Sport : Wie früher mit Jordan

Die Bulls zählen wieder zu den besten NBA-Teams

Benedikt Voigt

Berlin - Am Ende umarmten die Basketballprofis der Miami Heat diejenigen, die gerade ihre Saison vorzeitig beendet hatten. „Sie sagten uns: Geht raus und holt euch den Titel“, erzählte Chris Duhon von den Chicago Bulls der Zeitung „Chicago Sun-Times“. Auch Miamis Trainer Pat Riley sagte: „Chicago kann sehr weit kommen.“ Ein schönes Kompliment, vor allem wenn es vom amtierenden Meister stammt.

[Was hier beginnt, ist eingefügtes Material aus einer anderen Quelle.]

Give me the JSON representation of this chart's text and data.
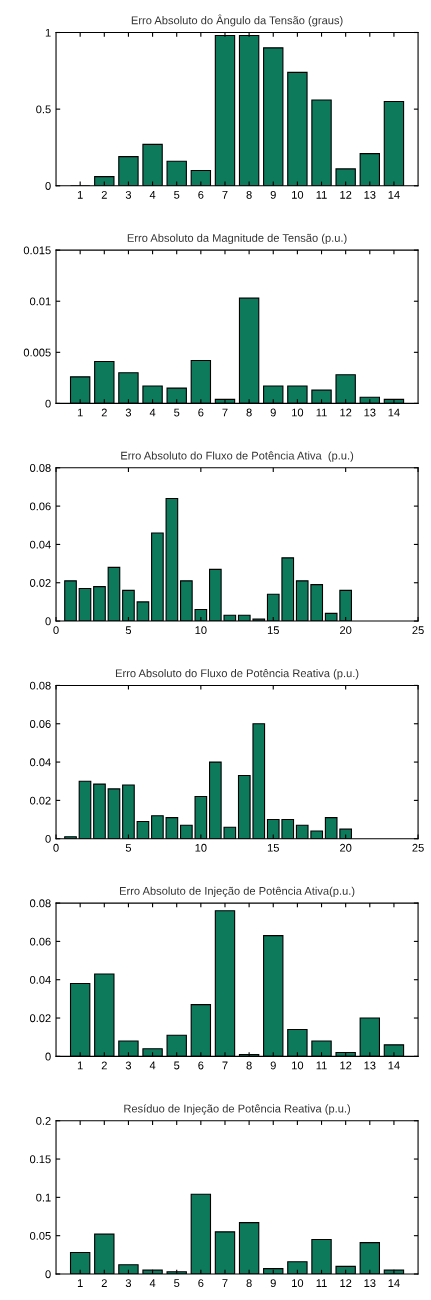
{
  "chart_data": [
    {
      "type": "bar",
      "title": "Erro Absoluto do Ângulo da Tensão (graus)",
      "categories": [
        "1",
        "2",
        "3",
        "4",
        "5",
        "6",
        "7",
        "8",
        "9",
        "10",
        "11",
        "12",
        "13",
        "14"
      ],
      "color": "#0d7a5c",
      "values": [
        0,
        0.06,
        0.19,
        0.27,
        0.16,
        0.1,
        0.98,
        0.98,
        0.9,
        0.74,
        0.56,
        0.11,
        0.21,
        0.55
      ],
      "ylim": [
        0,
        1
      ],
      "yticks": [
        0,
        0.5,
        1
      ],
      "grid": false
    },
    {
      "type": "bar",
      "title": "Erro Absoluto da Magnitude de Tensão (p.u.)",
      "categories": [
        "1",
        "2",
        "3",
        "4",
        "5",
        "6",
        "7",
        "8",
        "9",
        "10",
        "11",
        "12",
        "13",
        "14"
      ],
      "color": "#0d7a5c",
      "values": [
        0.0026,
        0.0041,
        0.003,
        0.0017,
        0.0015,
        0.0042,
        0.0004,
        0.0103,
        0.0017,
        0.0017,
        0.0013,
        0.0028,
        0.0006,
        0.0004
      ],
      "ylim": [
        0,
        0.015
      ],
      "yticks": [
        0,
        0.005,
        0.01,
        0.015
      ],
      "grid": false
    },
    {
      "type": "bar",
      "title": "Erro Absoluto do Fluxo de Potência Ativa  (p.u.)",
      "x": [
        1,
        2,
        3,
        4,
        5,
        6,
        7,
        8,
        9,
        10,
        11,
        12,
        13,
        14,
        15,
        16,
        17,
        18,
        19,
        20
      ],
      "color": "#0d7a5c",
      "values": [
        0.021,
        0.017,
        0.018,
        0.028,
        0.016,
        0.01,
        0.046,
        0.064,
        0.021,
        0.006,
        0.027,
        0.003,
        0.003,
        0.001,
        0.014,
        0.033,
        0.021,
        0.019,
        0.004,
        0.016
      ],
      "xlim": [
        0,
        25
      ],
      "xticks": [
        0,
        5,
        10,
        15,
        20,
        25
      ],
      "ylim": [
        0,
        0.08
      ],
      "yticks": [
        0,
        0.02,
        0.04,
        0.06,
        0.08
      ],
      "grid": false
    },
    {
      "type": "bar",
      "title": "Erro Absoluto do Fluxo de Potência Reativa (p.u.)",
      "x": [
        1,
        2,
        3,
        4,
        5,
        6,
        7,
        8,
        9,
        10,
        11,
        12,
        13,
        14,
        15,
        16,
        17,
        18,
        19,
        20
      ],
      "color": "#0d7a5c",
      "values": [
        0.001,
        0.03,
        0.0285,
        0.026,
        0.028,
        0.009,
        0.012,
        0.011,
        0.007,
        0.022,
        0.04,
        0.006,
        0.033,
        0.06,
        0.01,
        0.01,
        0.007,
        0.004,
        0.011,
        0.005
      ],
      "xlim": [
        0,
        25
      ],
      "xticks": [
        0,
        5,
        10,
        15,
        20,
        25
      ],
      "ylim": [
        0,
        0.08
      ],
      "yticks": [
        0,
        0.02,
        0.04,
        0.06,
        0.08
      ],
      "grid": false
    },
    {
      "type": "bar",
      "title": "Erro Absoluto de Injeção de Potência Ativa(p.u.)",
      "categories": [
        "1",
        "2",
        "3",
        "4",
        "5",
        "6",
        "7",
        "8",
        "9",
        "10",
        "11",
        "12",
        "13",
        "14"
      ],
      "color": "#0d7a5c",
      "values": [
        0.038,
        0.043,
        0.008,
        0.004,
        0.011,
        0.027,
        0.076,
        0.001,
        0.063,
        0.014,
        0.008,
        0.002,
        0.02,
        0.006
      ],
      "ylim": [
        0,
        0.08
      ],
      "yticks": [
        0,
        0.02,
        0.04,
        0.06,
        0.08
      ],
      "grid": false
    },
    {
      "type": "bar",
      "title": "Resíduo de Injeção de Potência Reativa (p.u.)",
      "categories": [
        "1",
        "2",
        "3",
        "4",
        "5",
        "6",
        "7",
        "8",
        "9",
        "10",
        "11",
        "12",
        "13",
        "14"
      ],
      "color": "#0d7a5c",
      "values": [
        0.028,
        0.052,
        0.012,
        0.005,
        0.003,
        0.104,
        0.055,
        0.067,
        0.007,
        0.016,
        0.045,
        0.01,
        0.041,
        0.005
      ],
      "ylim": [
        0,
        0.2
      ],
      "yticks": [
        0,
        0.05,
        0.1,
        0.15,
        0.2
      ],
      "grid": false
    }
  ]
}
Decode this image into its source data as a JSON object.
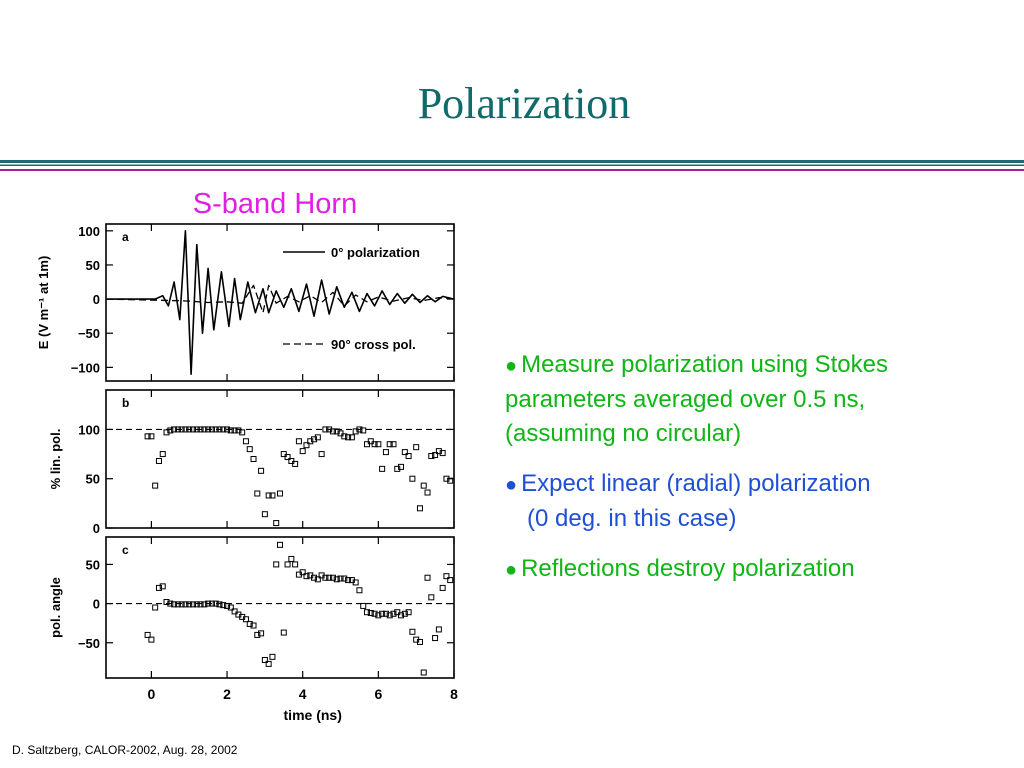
{
  "slide": {
    "title": "Polarization",
    "subtitle": "S-band Horn",
    "footer": "D. Saltzberg, CALOR-2002, Aug. 28, 2002",
    "bullets": {
      "b1_line1": "Measure polarization using Stokes",
      "b1_line2": "parameters averaged over 0.5 ns,",
      "b1_line3": "(assuming no circular)",
      "b2_line1": "Expect linear (radial) polarization",
      "b2_line2": "(0 deg. in this case)",
      "b3_line1": "Reflections destroy polarization"
    },
    "bullet_glyph": "●",
    "colors": {
      "title": "#0f6b6b",
      "subtitle": "#e11ee6",
      "green": "#10b516",
      "blue": "#1f4fd6",
      "rule_teal": "#1f6b6b",
      "rule_purple": "#a020a0"
    }
  },
  "chart_data": [
    {
      "type": "line",
      "panel_label": "a",
      "ylabel": "E (V m⁻¹ at 1m)",
      "xlim": [
        -1.2,
        8.0
      ],
      "ylim": [
        -120,
        110
      ],
      "yticks": [
        100,
        50,
        0,
        -50,
        -100
      ],
      "ytick_labels": [
        "100",
        "50",
        "0",
        "−50",
        "−100"
      ],
      "legend": [
        "0° polarization",
        "90° cross pol."
      ],
      "series": [
        {
          "name": "0° polarization",
          "x": [
            -1.2,
            0.1,
            0.3,
            0.45,
            0.6,
            0.75,
            0.9,
            1.05,
            1.2,
            1.35,
            1.5,
            1.65,
            1.85,
            2.05,
            2.2,
            2.35,
            2.55,
            2.75,
            2.95,
            3.1,
            3.3,
            3.5,
            3.7,
            3.9,
            4.1,
            4.3,
            4.5,
            4.7,
            4.9,
            5.1,
            5.3,
            5.5,
            5.7,
            5.9,
            6.1,
            6.3,
            6.5,
            6.7,
            6.9,
            7.1,
            7.3,
            7.5,
            7.7,
            8.0
          ],
          "y": [
            0,
            0,
            5,
            -10,
            25,
            -30,
            100,
            -110,
            80,
            -50,
            45,
            -45,
            40,
            -40,
            30,
            -30,
            25,
            -20,
            15,
            -20,
            12,
            -12,
            15,
            -18,
            22,
            -25,
            28,
            -22,
            18,
            -12,
            10,
            -18,
            8,
            -10,
            12,
            -8,
            8,
            -6,
            7,
            -5,
            5,
            -4,
            4,
            0
          ]
        },
        {
          "name": "90° cross pol.",
          "x": [
            -1.2,
            0.5,
            1.0,
            1.5,
            2.0,
            2.4,
            2.7,
            2.95,
            3.1,
            3.3,
            3.6,
            3.9,
            4.2,
            4.5,
            4.8,
            5.1,
            5.4,
            5.7,
            6.0,
            6.4,
            6.8,
            7.2,
            7.6,
            8.0
          ],
          "y": [
            0,
            -2,
            -3,
            -5,
            -4,
            -6,
            20,
            -20,
            20,
            -6,
            4,
            -4,
            5,
            -5,
            10,
            -10,
            6,
            -4,
            3,
            -3,
            2,
            -2,
            2,
            0
          ]
        }
      ]
    },
    {
      "type": "scatter",
      "panel_label": "b",
      "ylabel": "% lin. pol.",
      "xlim": [
        -1.2,
        8.0
      ],
      "ylim": [
        0,
        140
      ],
      "yticks": [
        100,
        50,
        0
      ],
      "ytick_labels": [
        "100",
        "50",
        "0"
      ],
      "reference_line_y": 100,
      "series": [
        {
          "name": "",
          "x": [
            -0.1,
            0.0,
            0.1,
            0.2,
            0.3,
            0.4,
            0.5,
            0.6,
            0.7,
            0.8,
            0.9,
            1.0,
            1.1,
            1.2,
            1.3,
            1.4,
            1.5,
            1.6,
            1.7,
            1.8,
            1.9,
            2.0,
            2.1,
            2.2,
            2.3,
            2.4,
            2.5,
            2.6,
            2.7,
            2.8,
            2.9,
            3.0,
            3.1,
            3.2,
            3.3,
            3.4,
            3.5,
            3.6,
            3.7,
            3.8,
            3.9,
            4.0,
            4.1,
            4.2,
            4.3,
            4.4,
            4.5,
            4.6,
            4.7,
            4.8,
            4.9,
            5.0,
            5.1,
            5.2,
            5.3,
            5.4,
            5.5,
            5.6,
            5.7,
            5.8,
            5.9,
            6.0,
            6.1,
            6.2,
            6.3,
            6.4,
            6.5,
            6.6,
            6.7,
            6.8,
            6.9,
            7.0,
            7.1,
            7.2,
            7.3,
            7.4,
            7.5,
            7.6,
            7.7,
            7.8,
            7.9
          ],
          "y": [
            93,
            93,
            43,
            68,
            75,
            97,
            99,
            100,
            100,
            100,
            100,
            100,
            100,
            100,
            100,
            100,
            100,
            100,
            100,
            100,
            100,
            100,
            99,
            99,
            99,
            97,
            88,
            80,
            70,
            35,
            58,
            14,
            33,
            33,
            5,
            35,
            75,
            72,
            68,
            65,
            88,
            78,
            84,
            88,
            90,
            92,
            75,
            100,
            100,
            98,
            98,
            96,
            93,
            92,
            92,
            98,
            100,
            99,
            85,
            88,
            85,
            85,
            60,
            77,
            85,
            85,
            60,
            62,
            77,
            73,
            50,
            82,
            20,
            43,
            36,
            73,
            74,
            78,
            76,
            50,
            48
          ]
        }
      ]
    },
    {
      "type": "scatter",
      "panel_label": "c",
      "ylabel": "pol. angle",
      "xlim": [
        -1.2,
        8.0
      ],
      "ylim": [
        -95,
        85
      ],
      "yticks": [
        50,
        0,
        -50
      ],
      "ytick_labels": [
        "50",
        "0",
        "−50"
      ],
      "xticks": [
        0,
        2,
        4,
        6,
        8
      ],
      "xtick_labels": [
        "0",
        "2",
        "4",
        "6",
        "8"
      ],
      "xlabel": "time (ns)",
      "reference_line_y": 0,
      "series": [
        {
          "name": "",
          "x": [
            -0.1,
            0.0,
            0.1,
            0.2,
            0.3,
            0.4,
            0.5,
            0.6,
            0.7,
            0.8,
            0.9,
            1.0,
            1.1,
            1.2,
            1.3,
            1.4,
            1.5,
            1.6,
            1.7,
            1.8,
            1.9,
            2.0,
            2.1,
            2.2,
            2.3,
            2.4,
            2.5,
            2.6,
            2.7,
            2.8,
            2.9,
            3.0,
            3.1,
            3.2,
            3.3,
            3.4,
            3.5,
            3.6,
            3.7,
            3.8,
            3.9,
            4.0,
            4.1,
            4.2,
            4.3,
            4.4,
            4.5,
            4.6,
            4.7,
            4.8,
            4.9,
            5.0,
            5.1,
            5.2,
            5.3,
            5.4,
            5.5,
            5.6,
            5.7,
            5.8,
            5.9,
            6.0,
            6.1,
            6.2,
            6.3,
            6.4,
            6.5,
            6.6,
            6.7,
            6.8,
            6.9,
            7.0,
            7.1,
            7.2,
            7.3,
            7.4,
            7.5,
            7.6,
            7.7,
            7.8,
            7.9
          ],
          "y": [
            -40,
            -46,
            -5,
            20,
            22,
            2,
            0,
            -1,
            -1,
            -1,
            -1,
            -1,
            -1,
            -1,
            -1,
            -1,
            0,
            0,
            0,
            -1,
            -2,
            -3,
            -5,
            -10,
            -14,
            -17,
            -20,
            -26,
            -28,
            -40,
            -38,
            -72,
            -77,
            -68,
            50,
            75,
            -37,
            50,
            57,
            50,
            37,
            40,
            35,
            36,
            33,
            31,
            36,
            33,
            33,
            33,
            31,
            32,
            32,
            30,
            30,
            27,
            17,
            -3,
            -11,
            -12,
            -13,
            -15,
            -13,
            -13,
            -15,
            -13,
            -11,
            -15,
            -13,
            -11,
            -36,
            -46,
            -49,
            -88,
            33,
            8,
            -44,
            -33,
            20,
            35,
            30
          ]
        }
      ]
    }
  ]
}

Die Chicago Bulls gehören wieder zu den großen Teams der nordamerikanischen Profiliga NBA. Erstmals seit 1998 hat der Klub wieder eine Play- off-Serie gewonnen. Damals hatte ein gewisser Michael Jordan die Bulls zur sechsten Meisterschaft geworfen. Doch mit dem Weggang des Basketball-Superstars versanken die Bulls in den Niederungen der Liga, in der Saison 2000/01 stellten sie sogar das schlechteste Team der NBA. Eine Zeit, die heute bereits wieder längst vergangen scheint.

In beeindruckender Manier haben die Chicago Bulls den amtierenden Meister Miami mit 4:0-Siegen aus den Play-offs geworfen. Nie zuvor ist ein NBA-Champion in den Play-offs ausgeschieden, ohne ein Spiel zu gewinnen. Doch die Mannschaft von Trainer Scott Skiles ließ Miamis Superstars Dwayne Wade und Shaquille O’Neal, die beide in der regulären Saison mit Verletzungsproblemen kämpften, letztlich keine Chance. Nun trifft es im Conference-Halbfinale auf die Detroit Pistons, das beste Team des Ostens nach der Hauptrunde.

Die Pistons machten mit Orlando Magic kurzen Prozess und gewannen ebenfalls mit 4:0-Siegen. Ein solches Ergebnis hätten die Dallas Mavericks sicherlich auch gerne vorzuweisen, stattdessen kämpfte das Team von Dirk Nowitzki gestern Nacht in heimischer Halle gegen das Ausscheiden (nach Redaktionsschluss beendet). Das beste Team der Hauptrunde liegt völlig überraschend gegen die Golden State Warriors, die sich erst am letzten Spieltag für die Play-offs qualifiziert haben, mit 1:3-Siegen zurück.

Auch in der Serie zwischen Chicago und Detroit ist eine Überraschung möglich. Vor der Saison hat Bulls-Manager John Paxson für 60 Millionen Dollar Detroits Centerspieler Ben Wallace abgeworben, der nun gegen seine altes Team besonders motiviert sein dürfte. Überhaupt ist Paxson für die neuen Erfolge der Bulls verantwortlich. Der 46-Jährige, der als Spieler mit den Bulls dreimal Meister geworden ist, hat den Kern der aktuellen Erfolgsmannschaft verpflichtet: Ben Gordon, Kirk Hinrich, Chris Duhon und den Argentinier Andres Nocioni. Während dieser Saison hatte er die Möglichkeit Luol Deng gegen den Spanier Pau Gasol von den Memphis Grizzlies einzutauschen. Er ließ es sein, weil er sein junges Team nicht verändern wollte. Ein Schachzug, der sich jetzt als richtig erwiesen hat. Luol Deng ist in den Play-offs mit durchschnittlich 26,3 Punkten erfolgreichster Werfer der Bulls. Nach dem Sieg über Miami sagte eine junge Frau in Chicago: „Es erinnert mich an die alten Jordan-Zeiten.“ Das ist das schönste Kompliment, das man den Bulls machen kann.